By Dustin Rowles | TV | June 13, 2012 |

By Dustin Rowles | TV | June 13, 2012 |


If you’ve had a Stars Hollow-shaped hole in your soul ever since Amy Sherman-Palladino abandoned “Gilmore Girls,” leaving it in the lesser hands of those slow-talking minions who destroyed the final season of the show, worry not: “Bunheads” will fill that vacancy. If “Bunheads” were any more like early seasons of “Gilmore Girls,” the CW could probably file suit. The tone, the music, the giddy repartee, the pop-culture shout-outs, the jingly-jangly almost magical realism of it all has been perfectly maintained and transplanted from Stars Hollow to a sleepy coastal town in California, and honestly, based on the pilot, I couldn’t love it more.

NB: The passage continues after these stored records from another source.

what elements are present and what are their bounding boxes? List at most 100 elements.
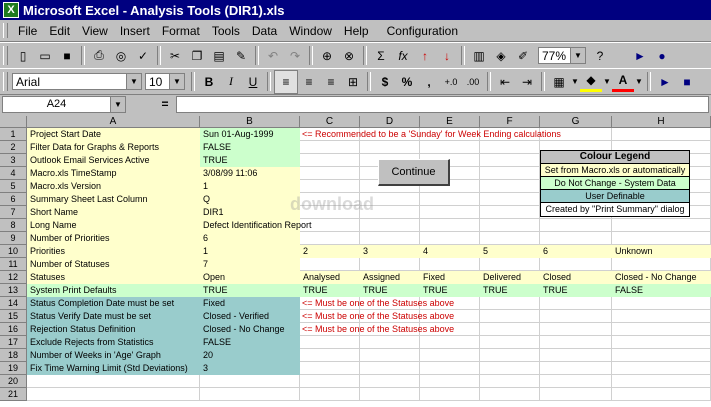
- chevron-down-icon[interactable]: ▼: [169, 74, 184, 89]
- sort-descending-icon[interactable]: ↓: [436, 45, 458, 67]
- label-cell[interactable]: Number of Priorities: [27, 232, 200, 245]
- value-cell[interactable]: 3: [360, 245, 420, 258]
- label-cell[interactable]: Priorities: [27, 245, 200, 258]
- value-cell[interactable]: Defect Identification Report: [200, 219, 312, 232]
- label-cell[interactable]: Macro.xls TimeStamp: [27, 167, 200, 180]
- grid-cell[interactable]: [300, 167, 360, 180]
- label-cell[interactable]: Long Name: [27, 219, 200, 232]
- value-cell[interactable]: TRUE: [540, 284, 612, 297]
- grid-cell[interactable]: [480, 362, 540, 375]
- label-cell[interactable]: Macro.xls Version: [27, 180, 200, 193]
- formula-input[interactable]: [176, 95, 709, 113]
- value-cell[interactable]: Closed - No Change: [612, 271, 711, 284]
- grid-cell[interactable]: [480, 388, 540, 401]
- increase-decimal-button[interactable]: +.0: [440, 71, 462, 93]
- chart-wizard-icon[interactable]: ▥: [468, 45, 490, 67]
- row-header-17[interactable]: 17: [0, 336, 27, 349]
- grid-cell[interactable]: [612, 349, 711, 362]
- save-icon[interactable]: ■: [56, 45, 78, 67]
- value-cell[interactable]: DIR1: [200, 206, 300, 219]
- menu-help[interactable]: Help: [338, 24, 375, 38]
- spelling-icon[interactable]: ✓: [132, 45, 154, 67]
- underline-button[interactable]: U: [242, 71, 264, 93]
- value-cell[interactable]: Sun 01-Aug-1999: [200, 128, 300, 141]
- grid-cell[interactable]: [540, 388, 612, 401]
- grid-cell[interactable]: [420, 388, 480, 401]
- value-cell[interactable]: Delivered: [480, 271, 540, 284]
- value-cell[interactable]: TRUE: [200, 284, 300, 297]
- row-header-8[interactable]: 8: [0, 219, 27, 232]
- column-header-f[interactable]: F: [480, 116, 540, 128]
- currency-button[interactable]: $: [374, 71, 396, 93]
- grid-cell[interactable]: [480, 180, 540, 193]
- menu-tools[interactable]: Tools: [206, 24, 246, 38]
- excel-app-icon[interactable]: X: [3, 2, 19, 18]
- grid-cell[interactable]: [420, 206, 480, 219]
- stop-macro-icon[interactable]: ■: [676, 71, 698, 93]
- align-left-icon[interactable]: ≡: [274, 69, 298, 94]
- value-cell[interactable]: FALSE: [612, 284, 711, 297]
- value-cell[interactable]: Assigned: [360, 271, 420, 284]
- value-cell[interactable]: Fixed: [420, 271, 480, 284]
- autosum-icon[interactable]: Σ: [370, 45, 392, 67]
- label-cell[interactable]: Status Completion Date must be set: [27, 297, 200, 310]
- value-cell[interactable]: TRUE: [360, 284, 420, 297]
- grid-cell[interactable]: [360, 258, 420, 271]
- sort-ascending-icon[interactable]: ↑: [414, 45, 436, 67]
- italic-button[interactable]: I: [220, 71, 242, 93]
- grid-cell[interactable]: [612, 388, 711, 401]
- chevron-down-icon[interactable]: ▼: [110, 96, 125, 112]
- office-assistant-icon[interactable]: ?: [589, 45, 611, 67]
- grid-cell[interactable]: [612, 232, 711, 245]
- row-header-5[interactable]: 5: [0, 180, 27, 193]
- grid-cell[interactable]: [420, 375, 480, 388]
- row-header-12[interactable]: 12: [0, 271, 27, 284]
- menu-edit[interactable]: Edit: [43, 24, 76, 38]
- value-cell[interactable]: FALSE: [200, 336, 300, 349]
- chevron-down-icon[interactable]: ▼: [602, 71, 612, 93]
- value-cell[interactable]: 20: [200, 349, 300, 362]
- label-cell[interactable]: Summary Sheet Last Column: [27, 193, 200, 206]
- zoom-select[interactable]: 77% ▼: [538, 47, 586, 64]
- grid-cell[interactable]: [360, 388, 420, 401]
- grid-cell[interactable]: [540, 336, 612, 349]
- grid-cell[interactable]: [360, 375, 420, 388]
- align-center-icon[interactable]: ≡: [298, 71, 320, 93]
- column-header-h[interactable]: H: [612, 116, 711, 128]
- row-header-10[interactable]: 10: [0, 245, 27, 258]
- grid-cell[interactable]: [480, 232, 540, 245]
- column-header-g[interactable]: G: [540, 116, 612, 128]
- grid-cell[interactable]: [300, 154, 360, 167]
- value-cell[interactable]: TRUE: [420, 284, 480, 297]
- map-icon[interactable]: ◈: [490, 45, 512, 67]
- select-all-corner[interactable]: [0, 116, 27, 128]
- chevron-down-icon[interactable]: ▼: [634, 71, 644, 93]
- align-right-icon[interactable]: ≡: [320, 71, 342, 93]
- grid-cell[interactable]: [612, 323, 711, 336]
- grid-cell[interactable]: [300, 141, 360, 154]
- value-cell[interactable]: Analysed: [300, 271, 360, 284]
- row-header-14[interactable]: 14: [0, 297, 27, 310]
- grid-cell[interactable]: [480, 154, 540, 167]
- grid-cell[interactable]: [480, 258, 540, 271]
- grid-cell[interactable]: [480, 206, 540, 219]
- copy-icon[interactable]: ❐: [186, 45, 208, 67]
- value-cell[interactable]: 2: [300, 245, 360, 258]
- equals-button[interactable]: =: [154, 97, 176, 111]
- row-header-9[interactable]: 9: [0, 232, 27, 245]
- grid-cell[interactable]: [420, 349, 480, 362]
- grid-cell[interactable]: [540, 375, 612, 388]
- grid-cell[interactable]: [480, 349, 540, 362]
- grid-cell[interactable]: [360, 141, 420, 154]
- grid-cell[interactable]: [612, 219, 711, 232]
- decrease-indent-button[interactable]: ⇤: [494, 71, 516, 93]
- value-cell[interactable]: 1: [200, 180, 300, 193]
- row-header-21[interactable]: 21: [0, 388, 27, 401]
- web-toolbar-icon[interactable]: ⊕: [316, 45, 338, 67]
- paste-function-icon[interactable]: fx: [392, 45, 414, 67]
- column-header-b[interactable]: B: [200, 116, 300, 128]
- grid-cell[interactable]: [360, 349, 420, 362]
- grid-cell[interactable]: [420, 362, 480, 375]
- value-cell[interactable]: Q: [200, 193, 300, 206]
- grid-cell[interactable]: [420, 193, 480, 206]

The comparisons are also helpful: If you liked “Gilmore Girls,” you’ll almost certainly like “Bunheads,” and if you didn’t like “Gilmore Girls,” then what is wrong with you? “Bunheads” centers on Michelle (Sutton Foster), who is basically Lorelai Gilmore minus 15 pounds. Michelle herself is a Vegas showgirl, miserable and about to be aged out of her career when Hubbell Flowers (Alan Ruck), an almost uncomfortably kind man whom she barely knows, convinces her to leave her life in Vegas, marry him, and move in with him. Caught at a particularly low point — after being rejected at an audition before she could even perform — Michelle agrees, only to find out that Hubbell still lives with his Mom, Fanny Flowers (Kelly Bishop, essentially reprising her role as Emily Gilmore).

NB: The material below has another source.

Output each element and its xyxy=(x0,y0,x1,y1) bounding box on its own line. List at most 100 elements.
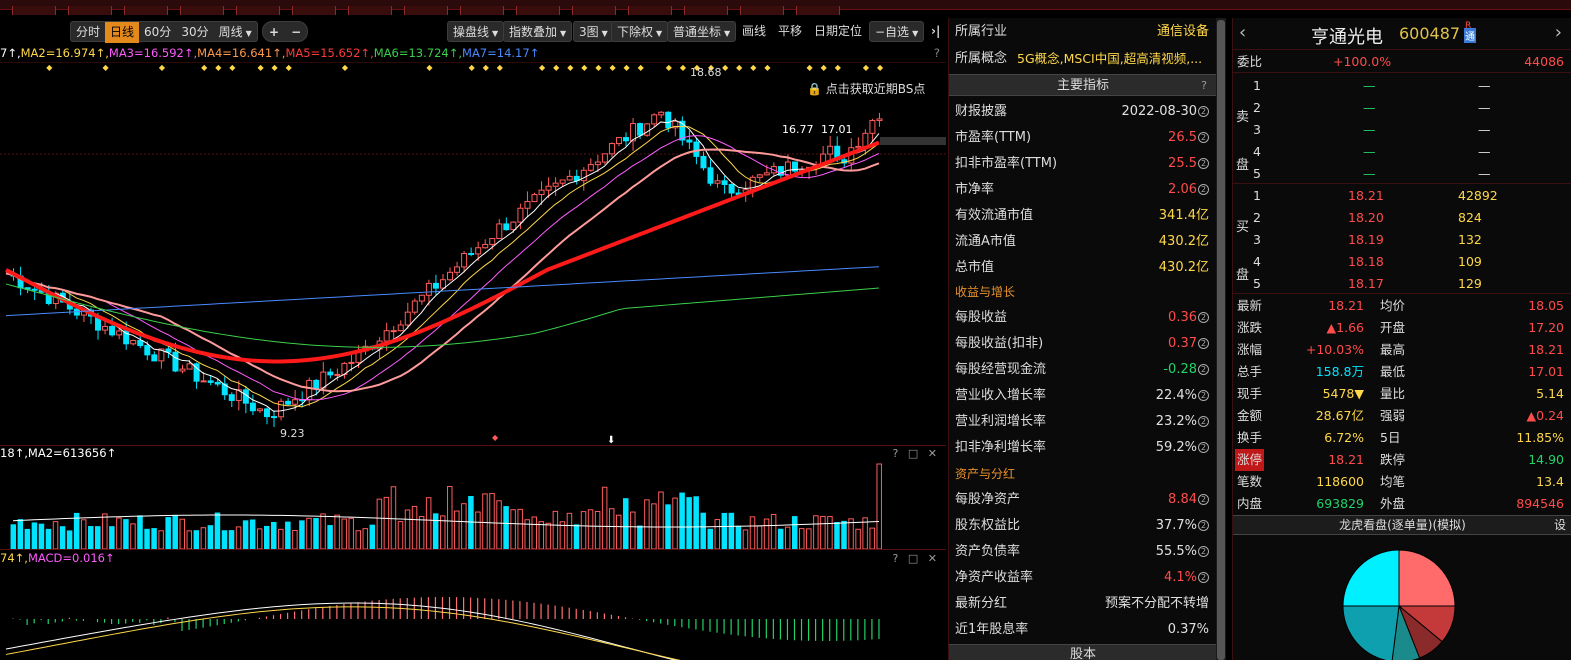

Fanny, who runs her own ballet studio for teenagers, is immediately disapproving, but over the course of the pilot episode, Michelle and Fanny find common ground in dance and in their affection for the ballet students with whom they will mentor (a collection of quirky teenage Sherman-Palladino characters). Both Kelly Bishop and Sutton Foster have real-life dancing backgrounds, so their dance sequences are as natural as their chatty back-and-forths.

Not a lot of pilots are as successful as “Bunheads” in immediately investing you in the people, but a lot of that is because these characters — zippy, optimistic, with just a touch of melancholy — feel like someone we already know, and in a way, they are. It’s like one of those body-switching movies, where the soul of Lorelai has been pulled out and placed in the body of Michelle; I almost expected to see a supportive Sookie St. James enter with a pie and a few kind words It’s also easy to ignore the impulsivity of Michelle because it feels like something Lorelai would do, and the whiplash deja vu goes a long way toward selling the emotional wallop that lands in the end.

It’s an impressive debut: Witty, affectionate, snappy, and just on the edge of annoying, but never crossing over. It’s a line that Sherman-Palladino straddled for years on “Gilmore Girls,” and whether it’s in those characters or new ones, it’s nice to finally have that voice back on our televisions.